Institute for Biological Physics, University of Cologne, Cologne, Germany.
Tisch Cancer Institute, Departments of Oncological Sciences and Genetics and Genomic Sciences, Icahn School of Medicine at Mount Sinai, New York, New York, United States of America.
PLoS Comput Biol. 2024 Sep 3;20(9):e1012380. doi: 10.1371/journal.pcbi.1012380. eCollection 2024 Sep.

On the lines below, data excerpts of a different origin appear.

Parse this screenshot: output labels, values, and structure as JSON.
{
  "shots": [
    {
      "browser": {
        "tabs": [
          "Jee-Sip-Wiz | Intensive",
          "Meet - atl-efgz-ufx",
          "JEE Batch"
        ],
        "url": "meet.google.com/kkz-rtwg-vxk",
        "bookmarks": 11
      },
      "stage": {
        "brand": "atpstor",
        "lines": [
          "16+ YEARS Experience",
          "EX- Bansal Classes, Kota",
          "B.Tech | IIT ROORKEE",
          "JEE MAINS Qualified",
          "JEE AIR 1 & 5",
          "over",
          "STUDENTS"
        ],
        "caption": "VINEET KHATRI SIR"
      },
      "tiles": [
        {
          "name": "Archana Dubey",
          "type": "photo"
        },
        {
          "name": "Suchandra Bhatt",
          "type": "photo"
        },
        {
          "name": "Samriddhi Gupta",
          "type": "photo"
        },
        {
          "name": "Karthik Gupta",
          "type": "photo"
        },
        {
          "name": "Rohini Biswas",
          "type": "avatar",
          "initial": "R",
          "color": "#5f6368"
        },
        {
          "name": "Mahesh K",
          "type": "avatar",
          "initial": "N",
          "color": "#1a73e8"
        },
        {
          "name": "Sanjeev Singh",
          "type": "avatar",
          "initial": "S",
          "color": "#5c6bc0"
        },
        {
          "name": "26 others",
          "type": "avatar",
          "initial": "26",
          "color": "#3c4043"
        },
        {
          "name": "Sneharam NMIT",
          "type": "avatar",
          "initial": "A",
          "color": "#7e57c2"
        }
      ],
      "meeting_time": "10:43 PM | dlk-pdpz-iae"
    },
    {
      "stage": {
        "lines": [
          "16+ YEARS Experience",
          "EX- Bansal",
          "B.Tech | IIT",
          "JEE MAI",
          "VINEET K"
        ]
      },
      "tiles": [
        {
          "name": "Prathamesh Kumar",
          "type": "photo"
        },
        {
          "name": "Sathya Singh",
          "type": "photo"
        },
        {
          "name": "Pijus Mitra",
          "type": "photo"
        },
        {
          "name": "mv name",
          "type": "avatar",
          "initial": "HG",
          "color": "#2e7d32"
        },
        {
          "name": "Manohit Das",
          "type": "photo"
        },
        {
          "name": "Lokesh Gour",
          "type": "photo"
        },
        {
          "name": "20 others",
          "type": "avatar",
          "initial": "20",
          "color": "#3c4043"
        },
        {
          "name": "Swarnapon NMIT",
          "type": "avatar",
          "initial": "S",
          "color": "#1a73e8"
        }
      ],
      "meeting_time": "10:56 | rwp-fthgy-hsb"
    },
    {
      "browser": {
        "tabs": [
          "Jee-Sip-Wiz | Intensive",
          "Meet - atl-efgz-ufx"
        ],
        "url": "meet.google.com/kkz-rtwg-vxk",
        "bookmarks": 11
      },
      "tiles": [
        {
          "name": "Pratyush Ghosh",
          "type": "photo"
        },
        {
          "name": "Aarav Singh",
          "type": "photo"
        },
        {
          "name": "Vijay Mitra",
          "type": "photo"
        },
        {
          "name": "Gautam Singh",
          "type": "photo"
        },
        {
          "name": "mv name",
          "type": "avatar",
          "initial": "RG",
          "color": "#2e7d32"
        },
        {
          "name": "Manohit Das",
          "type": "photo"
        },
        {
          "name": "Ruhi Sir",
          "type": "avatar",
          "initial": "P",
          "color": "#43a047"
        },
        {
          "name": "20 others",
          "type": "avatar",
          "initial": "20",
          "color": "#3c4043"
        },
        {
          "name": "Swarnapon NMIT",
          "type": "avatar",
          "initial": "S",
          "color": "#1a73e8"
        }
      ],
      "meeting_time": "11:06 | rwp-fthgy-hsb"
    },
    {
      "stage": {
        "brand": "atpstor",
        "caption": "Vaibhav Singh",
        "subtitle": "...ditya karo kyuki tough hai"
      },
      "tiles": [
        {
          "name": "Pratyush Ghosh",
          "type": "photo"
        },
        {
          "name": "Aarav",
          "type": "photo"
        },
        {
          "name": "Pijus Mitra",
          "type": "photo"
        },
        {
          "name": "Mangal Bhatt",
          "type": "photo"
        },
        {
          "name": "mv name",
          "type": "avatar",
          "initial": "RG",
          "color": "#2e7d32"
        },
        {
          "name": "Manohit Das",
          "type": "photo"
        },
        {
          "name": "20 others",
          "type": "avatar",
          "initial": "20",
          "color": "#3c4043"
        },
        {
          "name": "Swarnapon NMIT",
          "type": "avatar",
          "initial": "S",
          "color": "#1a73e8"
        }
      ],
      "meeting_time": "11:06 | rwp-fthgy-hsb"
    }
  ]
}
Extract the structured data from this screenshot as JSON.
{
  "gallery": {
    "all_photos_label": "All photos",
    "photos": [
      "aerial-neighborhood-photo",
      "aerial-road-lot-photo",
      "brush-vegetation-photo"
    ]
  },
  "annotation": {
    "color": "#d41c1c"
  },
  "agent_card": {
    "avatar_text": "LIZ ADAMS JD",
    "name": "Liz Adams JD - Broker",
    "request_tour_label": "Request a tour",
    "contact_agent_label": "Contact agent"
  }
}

Molecules of the Major Histocompatibility Complex (MHC) present short protein fragments on the cell surface, an important step in T cell immune recognition. MHC-I molecules process peptides from intracellular proteins; MHC-II molecules act in antigen-presenting cells and present peptides derived from extracellular proteins. Here we show that the sequence-dependent energy landscapes of MHC-peptide binding encode class-specific nonlinearities (epistasis). MHC-I has a smooth landscape with global epistasis; the binding energy is a simple deformation of an underlying linear trait. This form of epistasis enhances the discrimination between strong-binding peptides. In contrast, MHC-II has a rugged landscape with idiosyncratic epistasis: binding depends on detailed amino acid combinations at multiple positions of the peptide sequence. The form of epistasis affects the learning of energy landscapes from training data. For MHC-I, a low-complexity problem, we derive a simple matrix model of binding energies that outperforms current models trained by machine learning. For MHC-II, higher complexity prevents learning by simple regression methods. Epistasis also affects the energy and fitness effects of mutations in antigen-derived peptides (epitopes). In MHC-I, large-effect mutations occur predominantly in anchor positions of strong-binding epitopes. In MHC-II, large effects depend on the background epitope sequence but are broadly distributed over the epitope, generating a bigger target for escape mutations due to loss of presentation. Together, our analysis shows how an energy landscape of protein-protein binding constrains the target of escape mutations from T cell immunity, linking the complexity of the molecular interactions to the dynamics of adaptive immune response.
主要组织相容性复合体 (MHC) 的分子在细胞表面呈现短的蛋白质片段,这是 T 细胞免疫识别的重要步骤。MHC-I 分子处理来自细胞内蛋白质的肽;MHC-II 分子在抗原呈递细胞中起作用,并呈现来自细胞外蛋白质的肽。在这里,我们表明 MHC-肽结合的序列依赖性能量景观编码了类特异性的非线性(上位性)。MHC-I 具有平滑的景观和全局上位性;结合能是对基础线性特征的简单变形。这种上位性形式增强了对强结合肽的区分。相比之下,MHC-II 具有崎岖的景观和独特的上位性:结合取决于肽序列中多个位置的详细氨基酸组合。上位性的形式影响从训练数据中学习能量景观的方式。对于 MHC-I,这是一个低复杂度的问题,我们推导出一种简单的结合能矩阵模型,其性能优于通过机器学习训练的当前模型。对于 MHC-II,更高的复杂性阻止了简单回归方法的学习。上位性还影响抗原衍生肽(表位)中的突变的能量和适应性效应。在 MHC-I 中,大效应突变主要发生在强结合表位的锚定位置。在 MHC-II 中,大效应取决于背景表位序列,但广泛分布在表位中,由于呈递丢失而产生更大的逃逸突变目标。总的来说,我们的分析表明蛋白质-蛋白质结合的能量景观如何限制 T 细胞免疫逃逸突变的靶标,将分子相互作用的复杂性与适应性免疫反应的动力学联系起来。